1939. À SA NIÈCE CAROLINE.
[Croisset], dimanche, 4 heures [1er février 1880].

Primo : les choses du métier, ou plutôt : l’Art avant tout !

1o L’éducation homicide de Laprade m’allèche (mon gamin, fils de forçat, veut tuer un autre enfant et torture les animaux). L’éducation libérale, moins. Cependant je serais bien aisé de les avoir l’une et l’autre.

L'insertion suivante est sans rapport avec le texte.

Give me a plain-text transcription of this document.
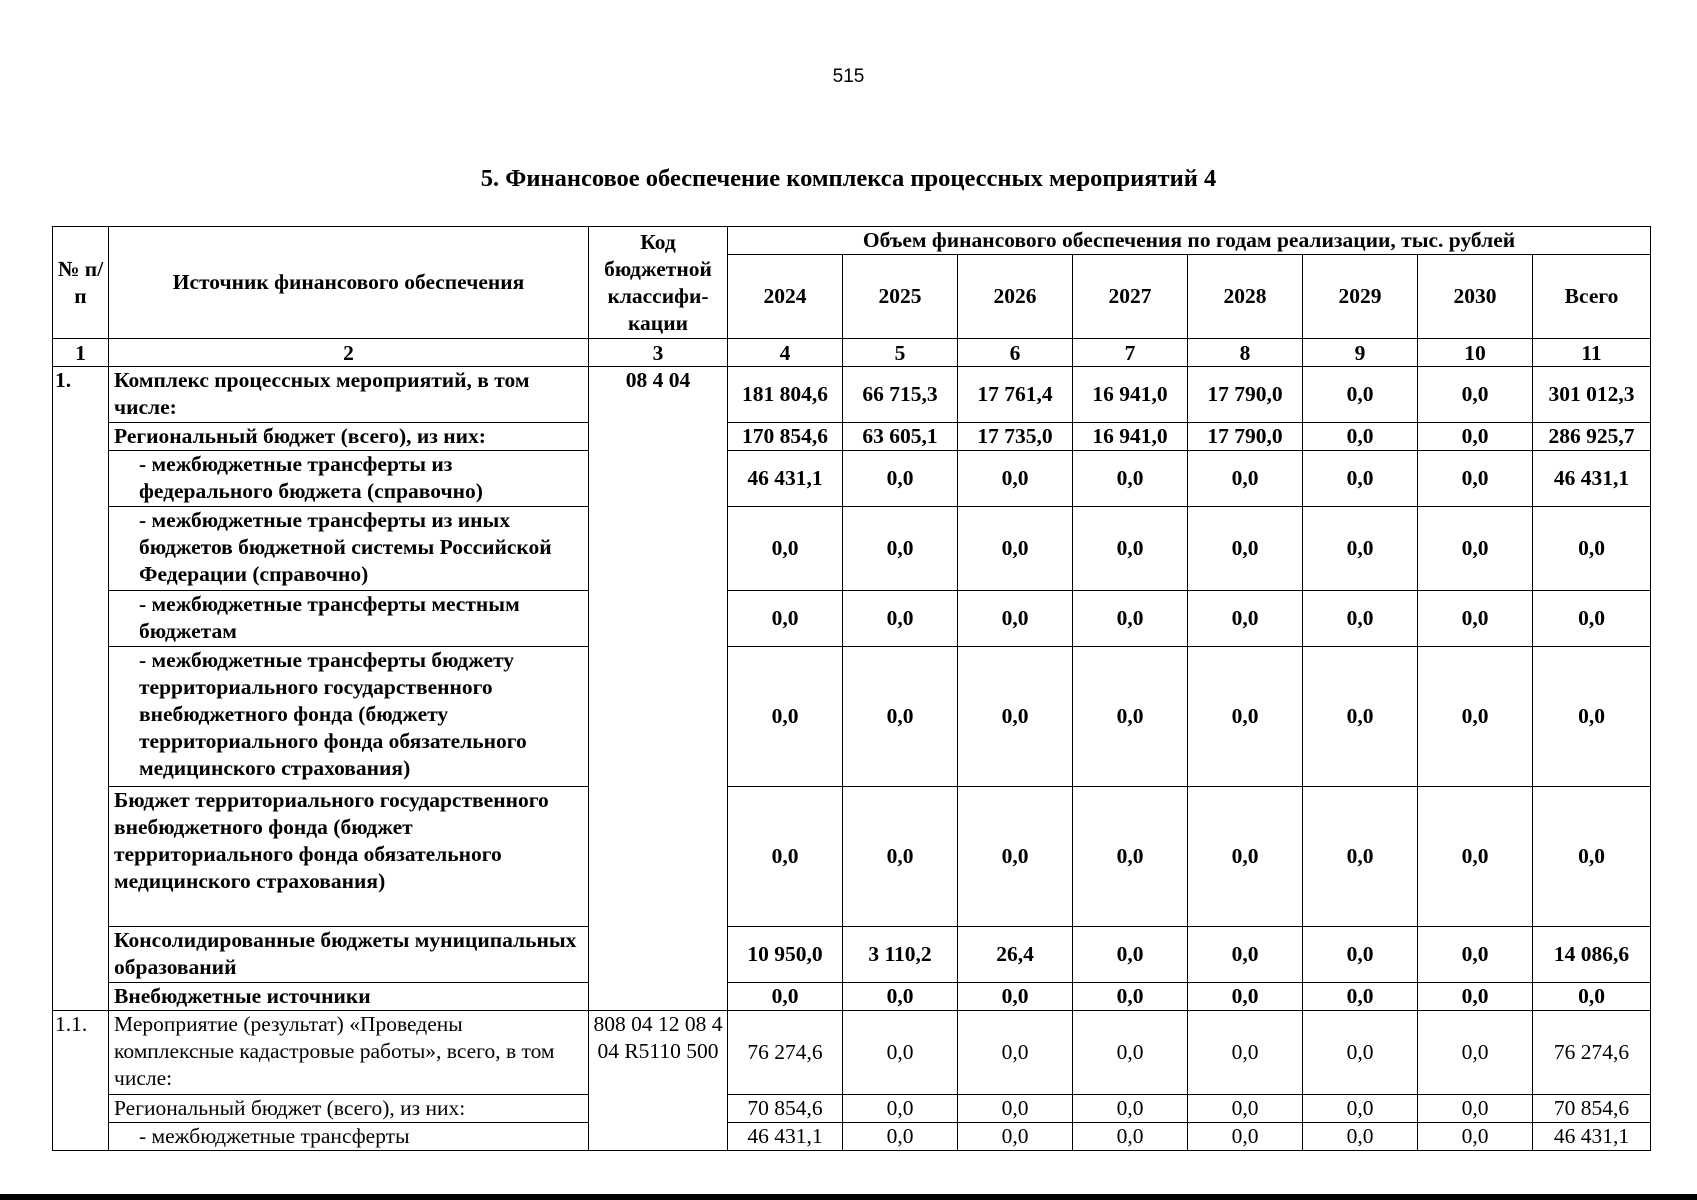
515
5. Финансовое обеспечение комплекса процессных мероприятий 4
№ п/п	Источник финансового обеспечения	Код бюджетной классифи- кации	Объем финансового обеспечения по годам реализации, тыс. рублей							
			2024	2025	2026	2027	2028	2029	2030	Всего
1	2	3	4	5	6	7	8	9	10	11
1.	Комплекс процессных мероприятий, в том числе:	08 4 04	181 804,6	66 715,3	17 761,4	16 941,0	17 790,0	0,0	0,0	301 012,3
	Региональный бюджет (всего), из них:		170 854,6	63 605,1	17 735,0	16 941,0	17 790,0	0,0	0,0	286 925,7
	- межбюджетные трансферты из федерального бюджета (справочно)		46 431,1	0,0	0,0	0,0	0,0	0,0	0,0	46 431,1
	- межбюджетные трансферты из иных бюджетов бюджетной системы Российской Федерации (справочно)		0,0	0,0	0,0	0,0	0,0	0,0	0,0	0,0
	- межбюджетные трансферты местным бюджетам		0,0	0,0	0,0	0,0	0,0	0,0	0,0	0,0
	- межбюджетные трансферты бюджету территориального государственного внебюджетного фонда (бюджету территориального фонда обязательного медицинского страхования)		0,0	0,0	0,0	0,0	0,0	0,0	0,0	0,0
	Бюджет территориального государственного внебюджетного фонда (бюджет территориального фонда обязательного медицинского страхования)		0,0	0,0	0,0	0,0	0,0	0,0	0,0	0,0
	Консолидированные бюджеты муниципальных образований		10 950,0	3 110,2	26,4	0,0	0,0	0,0	0,0	14 086,6
	Внебюджетные источники		0,0	0,0	0,0	0,0	0,0	0,0	0,0	0,0
1.1.	Мероприятие (результат) «Проведены комплексные кадастровые работы», всего, в том числе:	808 04 12 08 4 04 R5110 500	76 274,6	0,0	0,0	0,0	0,0	0,0	0,0	76 274,6
	Региональный бюджет (всего), из них:		70 854,6	0,0	0,0	0,0	0,0	0,0	0,0	70 854,6
	- межбюджетные трансферты		46 431,1	0,0	0,0	0,0	0,0	0,0	0,0	46 431,1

Le livre de Robin sur la même matière m’a paru peu fort, et à celui de Spencer j’ai éprouvé la même désillusion. Néanmoins, je voudrais bien les relire. Arrange-toi pour que le P. Didon m’expédie ce qu’il a, le plus promptement possible, et remercie-le d’avance ! Oh ! si quelqu’un pouvait m’envoyer le livre de Spurzheim, sur l’éducation, ce quelqu’un serait un sauveur !

Rien de tout cela n’est à Rouen et ce gredin de Pouchet ne me répond pas. Je viens de lui re-écrire. Ce qui me fait enrager, maintenant que je voudrais ne pas perdre une minute, c’est le temps perdu à lire les romans des jeunes ! Trop d’hommages ! J’ai prié Charpentier de ne plus m’en envoyer ! J’en ai là quatre sur ma table, qui attendent leur tour. Je n’ai pas même eu le temps de remercier Popelin pour son Polyphile. Mais je vais tous les bâcler ; puis je n’en ouvre plus un seul. Sans compter qu’il faut répondre à ces messieurs. Voilà aujourd’hui quatre heures employées à cette besogne ! Je suis trop bonasse.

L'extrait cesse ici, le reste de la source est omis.